Disparity in household wealth between whites, blacks, and Hispanics widened to its largest gap since the government began collecting the data almost 25 years ago, according to a recent Pew Research Center study. Experts blame the accelerated growth in the wealth gap on the housing market collapse, which disproportionately impacted geographic regions heavily settled by minorities, particularly Hispanics.
White households had nearly 20 times the median wealth of black households and 18 times that of Hispanic households, the study showed, ratios roughly twice those that prevailed among the groups for the past 20 years.
[In Pictures: 6 Numbers Every Investor Should Follow.]
"There's a big, big connection between what's happened in housing and wealth disparity," says Nariman Behravesh, chief economist at IHS Global Insight.
And while the Great Recession left few unscathed, the ravages of the downturn disproportionately affected minorities: inflation-adjusted median wealth fell 66 percent among Hispanic households and 53 percent among black households, compared with just 16 percent among white households.

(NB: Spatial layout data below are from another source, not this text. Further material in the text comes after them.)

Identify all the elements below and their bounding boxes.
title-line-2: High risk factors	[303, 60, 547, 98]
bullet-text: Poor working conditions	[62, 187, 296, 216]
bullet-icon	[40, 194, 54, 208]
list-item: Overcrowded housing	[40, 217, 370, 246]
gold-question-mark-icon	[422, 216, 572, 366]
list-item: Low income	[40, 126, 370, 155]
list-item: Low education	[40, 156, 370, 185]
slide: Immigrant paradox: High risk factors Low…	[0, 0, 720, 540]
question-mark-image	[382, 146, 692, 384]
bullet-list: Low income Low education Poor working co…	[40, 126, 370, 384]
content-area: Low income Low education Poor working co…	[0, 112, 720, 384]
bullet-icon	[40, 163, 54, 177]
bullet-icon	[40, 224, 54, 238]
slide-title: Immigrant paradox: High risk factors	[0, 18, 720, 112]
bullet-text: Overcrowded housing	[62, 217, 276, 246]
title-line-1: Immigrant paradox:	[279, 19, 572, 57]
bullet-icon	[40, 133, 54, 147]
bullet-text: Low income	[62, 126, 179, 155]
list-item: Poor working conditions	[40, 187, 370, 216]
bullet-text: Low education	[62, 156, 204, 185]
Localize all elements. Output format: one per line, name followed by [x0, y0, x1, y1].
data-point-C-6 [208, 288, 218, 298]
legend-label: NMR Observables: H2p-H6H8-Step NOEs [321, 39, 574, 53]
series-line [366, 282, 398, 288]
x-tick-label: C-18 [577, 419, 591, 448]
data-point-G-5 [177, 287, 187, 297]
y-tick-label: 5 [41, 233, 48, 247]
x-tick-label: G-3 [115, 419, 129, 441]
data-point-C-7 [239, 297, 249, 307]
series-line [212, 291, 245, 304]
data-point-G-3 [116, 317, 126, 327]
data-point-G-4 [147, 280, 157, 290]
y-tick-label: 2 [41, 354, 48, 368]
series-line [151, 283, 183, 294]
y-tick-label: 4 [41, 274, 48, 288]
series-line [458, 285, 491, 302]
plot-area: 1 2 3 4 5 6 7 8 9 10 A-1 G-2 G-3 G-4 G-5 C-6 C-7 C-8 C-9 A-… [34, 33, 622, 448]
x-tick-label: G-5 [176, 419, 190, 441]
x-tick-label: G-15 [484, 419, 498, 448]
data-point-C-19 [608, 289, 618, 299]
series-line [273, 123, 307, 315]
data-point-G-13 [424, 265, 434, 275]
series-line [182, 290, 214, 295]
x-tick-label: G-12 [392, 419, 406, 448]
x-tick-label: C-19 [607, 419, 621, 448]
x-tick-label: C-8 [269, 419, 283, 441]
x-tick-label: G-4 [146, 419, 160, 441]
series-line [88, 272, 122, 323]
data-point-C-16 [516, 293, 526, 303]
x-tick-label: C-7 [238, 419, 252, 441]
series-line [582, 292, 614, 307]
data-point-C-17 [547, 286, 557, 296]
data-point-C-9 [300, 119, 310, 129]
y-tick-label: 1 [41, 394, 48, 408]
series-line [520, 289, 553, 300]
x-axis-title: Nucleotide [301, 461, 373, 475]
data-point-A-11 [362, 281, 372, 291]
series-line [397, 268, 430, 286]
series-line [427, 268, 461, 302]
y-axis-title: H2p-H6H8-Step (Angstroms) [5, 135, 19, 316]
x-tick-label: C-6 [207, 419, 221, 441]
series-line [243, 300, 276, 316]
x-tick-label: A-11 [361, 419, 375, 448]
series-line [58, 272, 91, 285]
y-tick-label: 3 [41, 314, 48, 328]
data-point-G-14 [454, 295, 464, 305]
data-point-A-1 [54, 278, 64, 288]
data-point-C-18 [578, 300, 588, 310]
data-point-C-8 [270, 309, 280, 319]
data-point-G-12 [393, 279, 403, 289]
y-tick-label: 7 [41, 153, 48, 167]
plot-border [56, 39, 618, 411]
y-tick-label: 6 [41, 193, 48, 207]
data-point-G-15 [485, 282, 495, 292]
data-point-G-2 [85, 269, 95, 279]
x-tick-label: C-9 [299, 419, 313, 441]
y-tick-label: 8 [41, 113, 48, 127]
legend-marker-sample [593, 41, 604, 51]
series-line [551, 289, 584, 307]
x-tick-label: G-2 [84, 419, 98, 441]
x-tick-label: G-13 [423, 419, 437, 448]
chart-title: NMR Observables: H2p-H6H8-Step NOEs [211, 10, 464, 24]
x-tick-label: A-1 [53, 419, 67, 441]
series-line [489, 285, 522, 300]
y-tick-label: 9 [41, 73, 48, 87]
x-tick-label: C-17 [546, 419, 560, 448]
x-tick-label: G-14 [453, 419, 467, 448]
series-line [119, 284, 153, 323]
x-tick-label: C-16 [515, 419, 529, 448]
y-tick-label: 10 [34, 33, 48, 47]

As a result of these declines, the typical black household had just $5,677 in wealth in 2009, the typical Hispanic household had $6,325 in wealth, and the typical white household had $113,149.
The culprit of sinking household net worth is the shattered housing market and plummeting sale prices, experts say. From its 2006 peak, home prices have dropped more than 30 percent on average, obliterating the home equity many homeowners depended on, minorities in particular.
"Minority households depend more on home equity as a source of wealth," says Rakesh Kochhar, Associate Director for Research at the Pew Hispanic Center and co-author of the study. "Hispanics for example: two-thirds of their net wealth comes from home equity. For white households, it's something like 45 percent."
By virtue of geography and profession, Hispanics have been slammed by the housing downturn, with the median level of home equity falling by almost half, to just under $50,000, the study reported. In 2005, more than 2 in 5 of the nation's Hispanic and Asian households resided in Arizona, California, Florida, Michigan, and Nevada, the five states with the steepest declines in home prices. By contrast, only about 1 in 5 of the nation's white or black households resided in these states.
"Hispanics are more affected by the downturn because they were more exposed to the bubble simply because of the geography, partly because they actually followed the housing bubble for construction jobs," Kochhar says. "When construction jobs disappeared, they also were disproportionately hit."
Another element exacerbating the situation is the fact that fewer Hispanic and black households invest in financial products such as stocks, mutual funds, and 401(k)s. So, while the stock market has enjoyed a substantial run-up over the past couple of years, few minority families have benefited, especially while house prices have continued to hobble along the bottom.
"In terms of stock holdings, the top 25 percent of households hold stock, but most of the rest of the wealth in the rest of the country—middle- and lower-income families—is in housing," Behravesh says. "Most of their wealth is tied up in their homes."
While the dates don't line up precisely, the study, which included data from the U.S. Census Bureau's Survey of Income and Program Participation, captures the brunt of the impact of the Great Recession, and shows hairline cracks in the ideal of homeownership as the American Dream. What was once considered an almost untouchable asset has been shaken to the core by the global financial crisis, and minority homeowners have shouldered most of the burden. While experts expect price decreases to level off by the end of the year, that's little consolation for homeowners who will likely have to wait many years to recoup the equity they lost.